No meu caso em particular,
mente e corpo estiveram sempre muito separados e nunca se entenderam muito bem.
Para mim, meu corpo era meramente um meio de transporte, provisório, para a
minha alma. Esta concepção se formou quando eu era criança, em função de minha
educação católica, que me fez valorizar apenas a alma e desprezar o corpo. Aprendi
que eu tinha que ser um bom menino para que a minha alma, imortal, fosse para o
Céu após a morte do meu corpo, impuro.
Mais tarde, já que a Deise,
minha sedutora colega do ensino médio, não queria nada comigo, passei a
adolescência lendo Machado de Assis e Nelson Rodrigues, jogando xadrez e vendo
no cinema ou em videocassete Hitchcock, Woody Allen, Frank Capra e Truffaut. É
verdade que também jogava uma bolinha de vez em quando e sonhava em ser
ponta-direita do Flamengo. Mas eu era tão ruim no futebol que acabei indo fazer
faculdade de medicina mesmo. Afinal, por pior médico que eu viesse a me tornar,
não mataria tanta gente quanto se fosse atacante do Mengão – os corações de
milhões de torcedores não resistiriam a tantos gols feitos perdidos.
Na vida profissional,
continuei negligenciando o corpo e me dediquei à psiquiatria, a especialidade
médica que cuida das doenças da mente. E ainda fui fazer formação
psicanalítica, onde aprendi que o corpo e o cérebro são meros detalhes
inconvenientes. (Para ser justo, não era bem assim que Freud pensava. Se ele
ressuscitasse agora e visse o que fizeram tomando seu santo nome em vão, com
certeza cometeria suicídio!)
Todavia, recentemente, meu
corpo resolveu se vingar e tive que dar mais atenção a ele. Num belo dia, forte
fisgada na coluna lombar, do lado esquerdo. Este foi o laudo da ressonância
magnética: “osteófitos
marginais incipientes em L4, L5 e S1; abaulamento discal difuso em L4-L5
endentando o saco dural e as porções inferiores dos foramens neurais”.
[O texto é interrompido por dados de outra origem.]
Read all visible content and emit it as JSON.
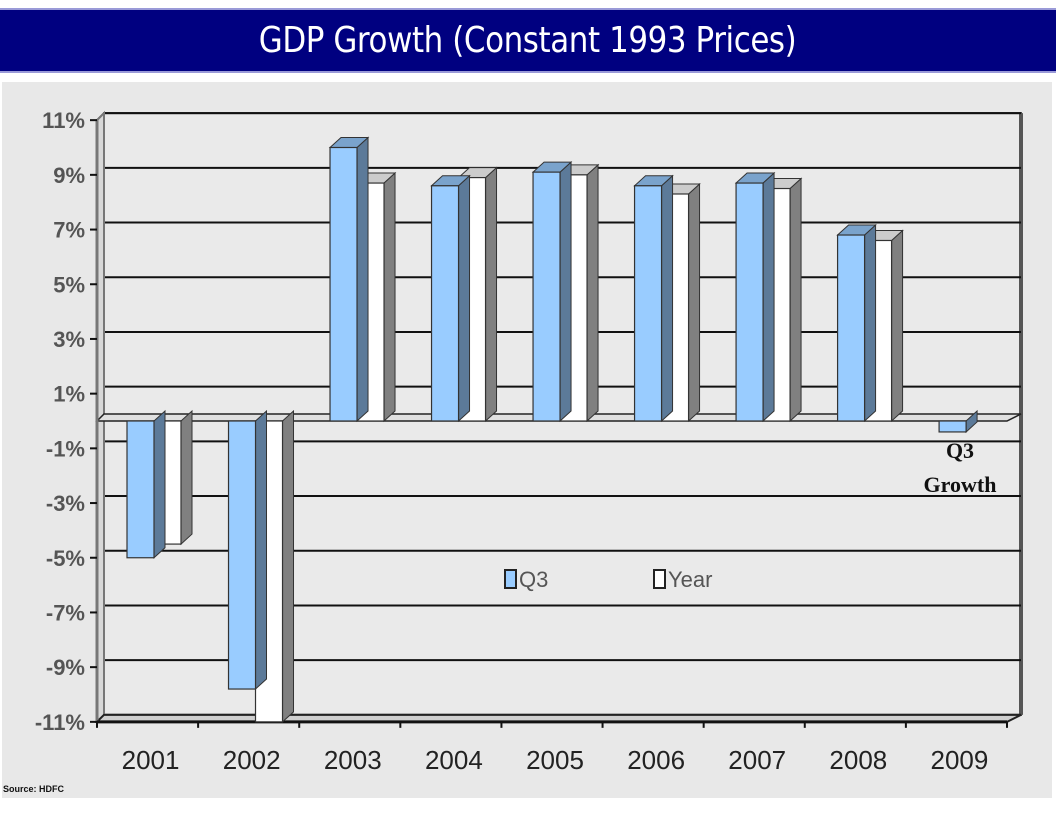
{
  "title": "GDP Growth (Constant 1993 Prices)",
  "colors": {
    "title_bg": "#000080",
    "title_text": "#ffffff",
    "panel_bg": "#e8e8e8",
    "q3_front": "#99ccff",
    "q3_top": "#7aa3cc",
    "q3_side": "#5c7a99",
    "year_front": "#ffffff",
    "year_top": "#cccccc",
    "year_side": "#808080"
  },
  "source": "Source: HDFC",
  "chart_data": {
    "type": "bar",
    "title": "GDP Growth (Constant 1993 Prices)",
    "xlabel": "",
    "ylabel": "",
    "categories": [
      "2001",
      "2002",
      "2003",
      "2004",
      "2005",
      "2006",
      "2007",
      "2008",
      "2009"
    ],
    "series": [
      {
        "name": "Q3",
        "values": [
          -5.0,
          -9.8,
          10.0,
          8.6,
          9.1,
          8.6,
          8.7,
          6.8,
          -0.4
        ]
      },
      {
        "name": "Year",
        "values": [
          -4.5,
          -11.0,
          8.7,
          8.9,
          9.0,
          8.3,
          8.5,
          6.6,
          null
        ]
      }
    ],
    "ylim": [
      -11,
      11
    ],
    "yticks": [
      11,
      9,
      7,
      5,
      3,
      1,
      -1,
      -3,
      -5,
      -7,
      -9,
      -11
    ],
    "ytick_labels": [
      "11%",
      "9%",
      "7%",
      "5%",
      "3%",
      "1%",
      "-1%",
      "-3%",
      "-5%",
      "-7%",
      "-9%",
      "-11%"
    ],
    "grid": true,
    "legend": {
      "position": "center",
      "entries": [
        "Q3",
        "Year"
      ]
    },
    "annotations": [
      {
        "category": "2009",
        "lines": [
          "Q3",
          "Growth"
        ]
      }
    ],
    "style": "3d-clustered-column"
  }
}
Consultei-me com uma fisiatra, a dra. Elizabeth, que diagnosticou que
eu tinha problemas quanto à consciência corporal. Eu já sabia disso e relatei a
ela um episódio que ilustra bem essa minha dificuldade. Certa vez, eu tinha ido
ver um filme do Bergman com uma amiga. Depois da sessão, enquanto debatíamos o
profundo significado da obra, de repente ela soltou um grito: “tira a mão daí,
seu...!”. Não adiantou nada eu dizer que minha consciência corporal era igual a
zero e que eu não tinha a menor ideia de como a minha mão tinha parado ali,
justamente ali. Levei o tapa no rosto do mesmo jeito...
A fisiatra também me disse que eu não conseguia escutar o que meu corpo
dizia. Achei que ela iria indicar uma audiometria ou me encaminhar a um
otorrino, porém, em vez disso, ela recomendou Pilates e RPG.
Na primeira vez em que fui à aula de Pilates, fiquei bastante confuso.
Chegando lá, vi aparelhos que lembravam instrumentos de tortura da Inquisição,
mas também diversas bolas grandes e coloridas. Eu não sabia se iam esticar todo
o meu corpo até que eu confessasse ser um herege ou me botar para brincar.
Depois vim a descobrir que as duas coisas acontecem.
A RPG, por sua vez, até hoje é para mim um pouco estranha. No início de
cada sessão, fico ali deitado e, Clarissa, minha dedicada fisioterapeuta, puxa
daqui e empurra de lá, tentando colocar minhas vértebras de volta ao lugar
certo. Parece que estou em uma oficina de automóveis: é como se ela fosse o
lanterneiro e eu, o carro amassado. Só a pintura ela não faz...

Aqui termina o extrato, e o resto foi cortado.